We should be honest about what’s causing deficits over the next ten years. According to the Center on Budget and Policy Priorities, “The tax cuts enacted under President George W. Bush, the wars in Afghanistan and Iraq, and the economic downturn together explain virtually the entire deficit over the next ten years.” And “without the economic downturn and the fiscal policies of the previous administration, the budget would be roughly in balance over the next decade.”

Although more than half of the 2009 deficit is due to the recession, Council of Economic Advisers Chair Christina Romer points out that “in the absence of [Bush administration policies that we failed to pay for], we could have had an economic downturn as severe as the current one and responded to it as aggressively as we have, all while keeping the budget roughly balanced over the next ten years [2010-2019].”

We should also be honest about what’s causing projected deficits over the long term. We do not face a crisis of entitlement spending generally, caused by the retirement of the Baby Boomers.
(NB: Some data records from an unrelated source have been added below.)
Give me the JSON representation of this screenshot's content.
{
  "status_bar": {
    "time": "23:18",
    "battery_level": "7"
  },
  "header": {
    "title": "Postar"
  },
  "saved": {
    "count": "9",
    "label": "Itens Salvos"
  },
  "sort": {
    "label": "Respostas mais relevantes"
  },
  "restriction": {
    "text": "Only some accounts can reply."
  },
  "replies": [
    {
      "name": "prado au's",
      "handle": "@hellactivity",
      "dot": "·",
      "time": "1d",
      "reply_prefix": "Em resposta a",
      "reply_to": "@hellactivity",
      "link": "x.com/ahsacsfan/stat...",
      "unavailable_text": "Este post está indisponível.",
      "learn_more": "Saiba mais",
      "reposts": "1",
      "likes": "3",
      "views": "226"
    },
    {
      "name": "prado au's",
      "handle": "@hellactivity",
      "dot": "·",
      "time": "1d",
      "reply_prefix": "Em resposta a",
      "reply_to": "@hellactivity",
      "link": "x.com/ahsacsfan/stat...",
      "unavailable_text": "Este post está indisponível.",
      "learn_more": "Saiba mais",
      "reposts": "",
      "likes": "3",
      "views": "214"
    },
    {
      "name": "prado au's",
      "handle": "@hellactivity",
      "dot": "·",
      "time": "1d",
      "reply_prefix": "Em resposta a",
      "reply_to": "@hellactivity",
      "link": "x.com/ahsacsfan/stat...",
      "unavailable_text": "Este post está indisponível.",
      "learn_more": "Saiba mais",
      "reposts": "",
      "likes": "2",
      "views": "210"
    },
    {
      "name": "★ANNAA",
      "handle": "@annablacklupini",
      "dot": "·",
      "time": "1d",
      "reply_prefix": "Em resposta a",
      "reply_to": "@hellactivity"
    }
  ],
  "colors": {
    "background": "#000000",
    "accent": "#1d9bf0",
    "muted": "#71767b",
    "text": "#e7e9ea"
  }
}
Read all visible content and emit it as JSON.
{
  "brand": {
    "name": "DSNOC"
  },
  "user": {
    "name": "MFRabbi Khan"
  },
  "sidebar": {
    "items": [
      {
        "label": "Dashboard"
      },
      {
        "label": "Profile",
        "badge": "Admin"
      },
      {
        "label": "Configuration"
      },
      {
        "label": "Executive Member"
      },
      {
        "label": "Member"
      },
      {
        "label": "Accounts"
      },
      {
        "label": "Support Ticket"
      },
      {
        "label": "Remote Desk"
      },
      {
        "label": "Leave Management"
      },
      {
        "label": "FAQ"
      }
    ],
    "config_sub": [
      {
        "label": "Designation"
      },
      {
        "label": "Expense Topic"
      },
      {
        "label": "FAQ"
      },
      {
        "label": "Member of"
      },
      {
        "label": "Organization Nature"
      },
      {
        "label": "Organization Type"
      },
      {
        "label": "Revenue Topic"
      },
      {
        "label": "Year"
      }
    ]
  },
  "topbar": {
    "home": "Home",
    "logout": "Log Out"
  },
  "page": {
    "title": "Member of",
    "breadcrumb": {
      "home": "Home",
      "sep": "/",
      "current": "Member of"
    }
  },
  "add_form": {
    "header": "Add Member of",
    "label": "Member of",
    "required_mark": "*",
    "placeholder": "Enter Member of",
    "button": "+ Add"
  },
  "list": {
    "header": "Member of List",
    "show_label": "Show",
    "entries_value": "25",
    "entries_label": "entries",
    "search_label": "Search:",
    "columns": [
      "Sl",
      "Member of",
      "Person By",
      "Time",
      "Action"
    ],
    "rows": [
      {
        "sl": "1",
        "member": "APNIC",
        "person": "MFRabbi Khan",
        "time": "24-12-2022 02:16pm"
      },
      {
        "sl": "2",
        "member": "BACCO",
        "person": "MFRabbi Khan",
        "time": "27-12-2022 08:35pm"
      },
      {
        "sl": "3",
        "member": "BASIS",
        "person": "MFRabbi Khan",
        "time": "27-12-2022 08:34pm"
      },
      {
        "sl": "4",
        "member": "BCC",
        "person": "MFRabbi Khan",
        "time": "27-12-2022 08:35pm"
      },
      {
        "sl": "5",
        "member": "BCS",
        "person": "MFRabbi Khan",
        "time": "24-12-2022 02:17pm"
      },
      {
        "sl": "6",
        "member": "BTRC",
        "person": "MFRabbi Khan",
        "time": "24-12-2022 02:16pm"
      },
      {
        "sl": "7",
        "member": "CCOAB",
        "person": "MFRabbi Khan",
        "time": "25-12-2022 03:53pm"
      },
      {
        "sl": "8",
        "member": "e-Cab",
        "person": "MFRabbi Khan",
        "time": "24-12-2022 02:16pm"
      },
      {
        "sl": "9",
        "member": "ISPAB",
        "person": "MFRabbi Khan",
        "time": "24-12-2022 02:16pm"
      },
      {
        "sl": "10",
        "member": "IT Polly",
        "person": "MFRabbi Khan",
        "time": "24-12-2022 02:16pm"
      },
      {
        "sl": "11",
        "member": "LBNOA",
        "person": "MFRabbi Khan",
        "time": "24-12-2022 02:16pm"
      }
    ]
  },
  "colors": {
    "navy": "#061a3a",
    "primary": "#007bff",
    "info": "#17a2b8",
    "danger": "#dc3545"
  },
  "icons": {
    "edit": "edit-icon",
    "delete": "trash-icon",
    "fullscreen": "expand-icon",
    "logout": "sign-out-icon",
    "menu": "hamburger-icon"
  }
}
In the long term, we face a crisis of public and private health care costs growing faster than GDP, especially after 2035. Social Security has its own source of dedicated funding and is not responsible for our unsustainable long-term debt, and spending on other entitlements is projected to fall as a share of the economy over the long term. [Emphasis added.]

Of course the deficit hawks can always be counted on to be in the forefront of the resistance to any serious effort to rein in health care costs.

It would be interesting to get an idea of the commissioners' responses to the Galbraith and Trumka testimony, but I assume the Secret Commission has gone back into hiding. Soon to be seen on milk cartons in a supermarket dairy case near you?


THURSDAY UPDATE: WHAT DO YOU KNOW? THE
COMMISSION EMERGED FROM HIDING -- FOR A DAY


Well, my goodness, the D.C. Deficit Hawks' Club, I mean the Secret Deficit Commission, slipped out of the attic yesterday to hold what at least one source called "a rare public session"!

I wish I could say this seems in some way significant. I mean, if this was the day set aside for what the defhawks no doubt consider wild-eyed radical lefties like Jamie Galbraith and AFL-CIO President Trumka, why bother going through the motions unless you do it publicly? Never mind that Galbraith has become one of the country's most respected economists; the quickest glance at the statement he was bringing tells you that not a word of it will be given the slightest attention. And when was the last time anyone inside the District of Columbia felt any need to pay attention to anything having to do with organized labor?

Let's wait and see how open the DCDHC, I mean the SDC, is when it comes to actual commission work.